Mellor v. Hinkley

201 A.D. 619 | N.Y. App. Div. | 1922

Jaycox, J.:

The petition herein states that the petitioner is the mother of Helen G. Mellor and that said Helen G. Mellor is confined in the New York State Training School for Girls, at Hudson, N. Y., and upon information and belief was paroled from said training school to the care and custody of one Fred G. Durbrow, and that she is not committed nor detained by virtue of any process or mandate issued by any court of the United States, or by any judge thereof; nor is she committed or detained by virtue of the final judgment *or decree of a competent tribunal of civil or criminal jurisdiction, or the final order of such a tribunal made in a special proceeding instituted for any cause; nor by virtue of an execution or other process, issued upon such a judgment, decree or final order. The *620cause or pretence of the imprisonment or restraint, according to the best of the knowledge and belief of your petitioner, is that the said Helen G. Mellor was committed to the New York State Training School for Girls, Hudson, New York, on October 15th, 1915, and was thereafter restrained of her liberty and thereafter, petitioner is informed and believes that the said Helen G. Mellor, was paroled from the New York State Training School for Girls, Hudson, New York, to Mr. Fred G. Durbrow, at #16 Spy Hill, Beacon, New York, wherefore your petitioner prays,” etc.

The appellants made no return to the writ, and in effect demurred thereto, upon the ground, among others, that the petition did not state facts sufficient to justify the issuance of a writ of habeas corpus. Section 1234 of the Civil Practice Act enumerates the allegations which are essential in a petition of this character, and provides that “ If the imprisonment is alleged to be illegal, the petition must state in what the alleged illegality consists.” The petition in this case makes no direct allegation of illegality, but illegality must necessarily be inferred, otherwise no reason is stated for the prisoner’s discharge. It is, therefore, incumbent upon the petitioner to' set forth the particulars in which this imprisonment was illegal. So far as appears from reading the petition herein, the alleged prisoner has been sentenced after due trial, to an institution authorized to receive her and for a period of time not in excess of that prescribed by statute. The petition contains no allegation of any statute under which the commitment was made, and in the absence of a return the court can only look to statutes under which commitment to the New York State Training School for Girls can be made. Apparently, commitments to that institution can be made under Section 486 of the Penal Law or the State Charities Law, section 199 etseq., as amended. The last-mentioned law makes provision for paroling prisoners in the care and custody of proper persons. Therefore, we have before the court a petition which recites that Helen G. Mellor was committed to the New York State Training School, and that she has been paroled. The law provides that young girls may be committed to that institution and may be paroled until they reach the age of twenty-one years, and as there is no allegation that the magistrate making such commitment did not have jurisdiction or that he exceeded his powers in sentencing her, or that her sentence or parole has expired, I can see no reason stated in the petition for her discharge, or any compliance with the statute above quoted, requiring the petitioner to state in what the alleged illegality of the imprisonment consists. I think it is clear that the petition is insufficient to base á writ of habeas corpus upon.

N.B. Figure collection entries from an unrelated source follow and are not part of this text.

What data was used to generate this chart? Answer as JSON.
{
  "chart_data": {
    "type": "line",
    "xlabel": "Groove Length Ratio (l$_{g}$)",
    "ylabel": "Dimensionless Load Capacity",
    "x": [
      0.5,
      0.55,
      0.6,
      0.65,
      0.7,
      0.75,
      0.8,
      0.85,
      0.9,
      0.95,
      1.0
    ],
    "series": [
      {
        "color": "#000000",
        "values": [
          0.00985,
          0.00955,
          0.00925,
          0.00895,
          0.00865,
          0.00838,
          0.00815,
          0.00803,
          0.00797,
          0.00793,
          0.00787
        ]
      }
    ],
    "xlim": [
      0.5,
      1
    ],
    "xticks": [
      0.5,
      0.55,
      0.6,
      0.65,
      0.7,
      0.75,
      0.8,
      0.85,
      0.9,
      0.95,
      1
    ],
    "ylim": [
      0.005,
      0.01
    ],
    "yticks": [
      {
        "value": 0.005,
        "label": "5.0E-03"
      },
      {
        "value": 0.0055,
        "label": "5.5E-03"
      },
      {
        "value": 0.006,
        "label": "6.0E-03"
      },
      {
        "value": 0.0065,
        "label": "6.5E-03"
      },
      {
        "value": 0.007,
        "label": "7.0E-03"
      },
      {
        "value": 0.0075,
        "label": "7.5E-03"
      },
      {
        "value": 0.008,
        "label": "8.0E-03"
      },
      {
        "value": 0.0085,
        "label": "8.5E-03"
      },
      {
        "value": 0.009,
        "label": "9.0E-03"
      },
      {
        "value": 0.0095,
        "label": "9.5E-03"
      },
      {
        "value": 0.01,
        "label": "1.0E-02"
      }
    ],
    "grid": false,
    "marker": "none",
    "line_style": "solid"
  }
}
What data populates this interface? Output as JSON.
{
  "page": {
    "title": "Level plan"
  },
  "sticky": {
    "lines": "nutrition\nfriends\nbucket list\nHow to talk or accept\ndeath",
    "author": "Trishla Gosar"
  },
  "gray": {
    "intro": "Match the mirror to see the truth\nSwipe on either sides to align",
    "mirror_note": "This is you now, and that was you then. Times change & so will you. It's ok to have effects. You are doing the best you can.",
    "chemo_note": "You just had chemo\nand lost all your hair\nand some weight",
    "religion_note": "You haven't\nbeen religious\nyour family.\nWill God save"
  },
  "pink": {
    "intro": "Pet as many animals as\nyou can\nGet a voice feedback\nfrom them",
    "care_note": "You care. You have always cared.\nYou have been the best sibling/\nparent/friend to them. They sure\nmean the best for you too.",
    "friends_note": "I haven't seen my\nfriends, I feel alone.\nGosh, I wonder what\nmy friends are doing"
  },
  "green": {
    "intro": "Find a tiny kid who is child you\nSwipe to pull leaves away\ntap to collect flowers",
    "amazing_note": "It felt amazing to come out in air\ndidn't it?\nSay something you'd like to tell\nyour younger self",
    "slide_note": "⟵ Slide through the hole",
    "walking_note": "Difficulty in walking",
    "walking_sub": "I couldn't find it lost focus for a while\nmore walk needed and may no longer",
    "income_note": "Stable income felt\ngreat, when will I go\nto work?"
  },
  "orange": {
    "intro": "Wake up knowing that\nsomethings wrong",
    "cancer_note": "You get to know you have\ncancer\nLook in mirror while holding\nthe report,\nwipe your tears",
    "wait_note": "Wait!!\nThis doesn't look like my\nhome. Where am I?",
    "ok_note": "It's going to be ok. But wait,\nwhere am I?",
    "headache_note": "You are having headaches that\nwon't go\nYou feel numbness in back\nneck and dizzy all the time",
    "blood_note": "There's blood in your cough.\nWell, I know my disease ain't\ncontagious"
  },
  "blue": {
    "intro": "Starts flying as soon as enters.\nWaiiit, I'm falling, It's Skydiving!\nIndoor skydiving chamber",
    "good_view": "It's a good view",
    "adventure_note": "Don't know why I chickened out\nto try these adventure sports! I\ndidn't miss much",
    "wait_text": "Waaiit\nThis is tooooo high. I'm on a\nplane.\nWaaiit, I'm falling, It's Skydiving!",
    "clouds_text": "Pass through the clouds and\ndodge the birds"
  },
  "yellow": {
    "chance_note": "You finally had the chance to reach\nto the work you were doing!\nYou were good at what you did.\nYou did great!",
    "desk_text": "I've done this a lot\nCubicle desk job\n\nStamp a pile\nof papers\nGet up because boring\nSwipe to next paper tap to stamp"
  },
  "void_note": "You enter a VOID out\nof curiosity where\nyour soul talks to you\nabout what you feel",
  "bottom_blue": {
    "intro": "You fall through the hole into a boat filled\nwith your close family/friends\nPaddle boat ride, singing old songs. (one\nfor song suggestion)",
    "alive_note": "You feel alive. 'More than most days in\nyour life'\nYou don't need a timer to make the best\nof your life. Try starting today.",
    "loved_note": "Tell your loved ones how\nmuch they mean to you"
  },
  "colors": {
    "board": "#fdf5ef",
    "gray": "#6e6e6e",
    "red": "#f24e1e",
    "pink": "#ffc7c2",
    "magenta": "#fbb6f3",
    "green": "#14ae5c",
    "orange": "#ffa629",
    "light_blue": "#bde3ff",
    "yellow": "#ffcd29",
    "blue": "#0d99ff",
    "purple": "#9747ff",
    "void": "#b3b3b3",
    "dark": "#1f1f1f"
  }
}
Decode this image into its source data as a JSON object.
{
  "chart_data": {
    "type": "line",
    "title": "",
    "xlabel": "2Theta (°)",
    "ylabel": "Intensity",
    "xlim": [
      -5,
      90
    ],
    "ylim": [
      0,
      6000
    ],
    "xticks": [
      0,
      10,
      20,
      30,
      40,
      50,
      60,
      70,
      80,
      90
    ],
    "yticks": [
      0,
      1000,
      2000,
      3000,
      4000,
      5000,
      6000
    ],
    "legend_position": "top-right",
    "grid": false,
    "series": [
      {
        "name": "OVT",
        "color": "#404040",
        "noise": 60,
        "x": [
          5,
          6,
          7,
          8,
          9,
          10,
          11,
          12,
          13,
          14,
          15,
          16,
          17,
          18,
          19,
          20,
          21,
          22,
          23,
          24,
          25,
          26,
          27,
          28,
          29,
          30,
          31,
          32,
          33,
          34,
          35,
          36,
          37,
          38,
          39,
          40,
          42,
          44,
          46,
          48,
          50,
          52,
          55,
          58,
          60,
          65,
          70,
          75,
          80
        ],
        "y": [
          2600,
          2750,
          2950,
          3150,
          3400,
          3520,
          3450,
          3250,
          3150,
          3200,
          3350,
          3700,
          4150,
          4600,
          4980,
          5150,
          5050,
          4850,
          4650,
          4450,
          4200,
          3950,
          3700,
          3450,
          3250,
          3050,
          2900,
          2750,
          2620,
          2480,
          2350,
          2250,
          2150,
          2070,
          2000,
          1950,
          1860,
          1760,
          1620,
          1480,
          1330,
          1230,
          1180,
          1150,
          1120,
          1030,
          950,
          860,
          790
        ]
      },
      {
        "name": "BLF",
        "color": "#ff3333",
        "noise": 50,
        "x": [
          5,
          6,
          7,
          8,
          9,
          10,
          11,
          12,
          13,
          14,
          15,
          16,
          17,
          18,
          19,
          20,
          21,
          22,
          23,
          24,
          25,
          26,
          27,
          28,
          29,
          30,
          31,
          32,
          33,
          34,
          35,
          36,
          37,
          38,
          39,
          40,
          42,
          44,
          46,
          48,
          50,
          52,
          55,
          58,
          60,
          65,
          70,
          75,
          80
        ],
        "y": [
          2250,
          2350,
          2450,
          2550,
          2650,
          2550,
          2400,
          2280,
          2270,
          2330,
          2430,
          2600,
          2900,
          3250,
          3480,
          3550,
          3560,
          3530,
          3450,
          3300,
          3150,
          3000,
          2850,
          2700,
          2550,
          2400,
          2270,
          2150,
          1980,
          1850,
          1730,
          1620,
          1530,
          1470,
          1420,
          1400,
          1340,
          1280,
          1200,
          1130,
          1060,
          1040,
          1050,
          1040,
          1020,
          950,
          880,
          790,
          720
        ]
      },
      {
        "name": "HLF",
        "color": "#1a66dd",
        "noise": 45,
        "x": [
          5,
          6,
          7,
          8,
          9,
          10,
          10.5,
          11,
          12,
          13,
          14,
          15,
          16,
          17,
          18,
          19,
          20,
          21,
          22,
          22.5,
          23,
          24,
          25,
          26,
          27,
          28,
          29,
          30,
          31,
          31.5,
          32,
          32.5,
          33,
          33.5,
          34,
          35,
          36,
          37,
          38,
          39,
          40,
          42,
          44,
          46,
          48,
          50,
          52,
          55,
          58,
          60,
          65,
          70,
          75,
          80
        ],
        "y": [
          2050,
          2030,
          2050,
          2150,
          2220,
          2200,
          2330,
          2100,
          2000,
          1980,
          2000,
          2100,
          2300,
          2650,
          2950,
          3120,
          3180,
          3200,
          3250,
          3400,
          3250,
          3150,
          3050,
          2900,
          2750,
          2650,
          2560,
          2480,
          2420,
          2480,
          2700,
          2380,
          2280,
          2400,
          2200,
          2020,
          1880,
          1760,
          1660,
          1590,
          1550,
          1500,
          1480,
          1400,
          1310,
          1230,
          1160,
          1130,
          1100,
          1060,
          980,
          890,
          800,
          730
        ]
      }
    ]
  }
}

*621The appellants also urge that the district attorney of Columbia county, where the New York State Training School for Girls is located, or the district attorney of Dutchess county, where Durbrow, the appellant in whose custody the alleged prisoner was, was entitled to notice of the application. Section 1258 of the Civil Practice Act provides for notice in certain instances, which do not apply in this case, and then in subdivision 2 thereof, In every other case, to the district attorney of the county within which the prisoner was detained at the time when the writ was served."

There is no proof of any such service, and the order also should be reversed for this reason. The order appealed from should be reversed and the writ dismissed.

Rich, Kelly, Manning and Young, JJ., concur.

Order sustaining writ of habeas corpus reversed upon the law, and writ dismissed.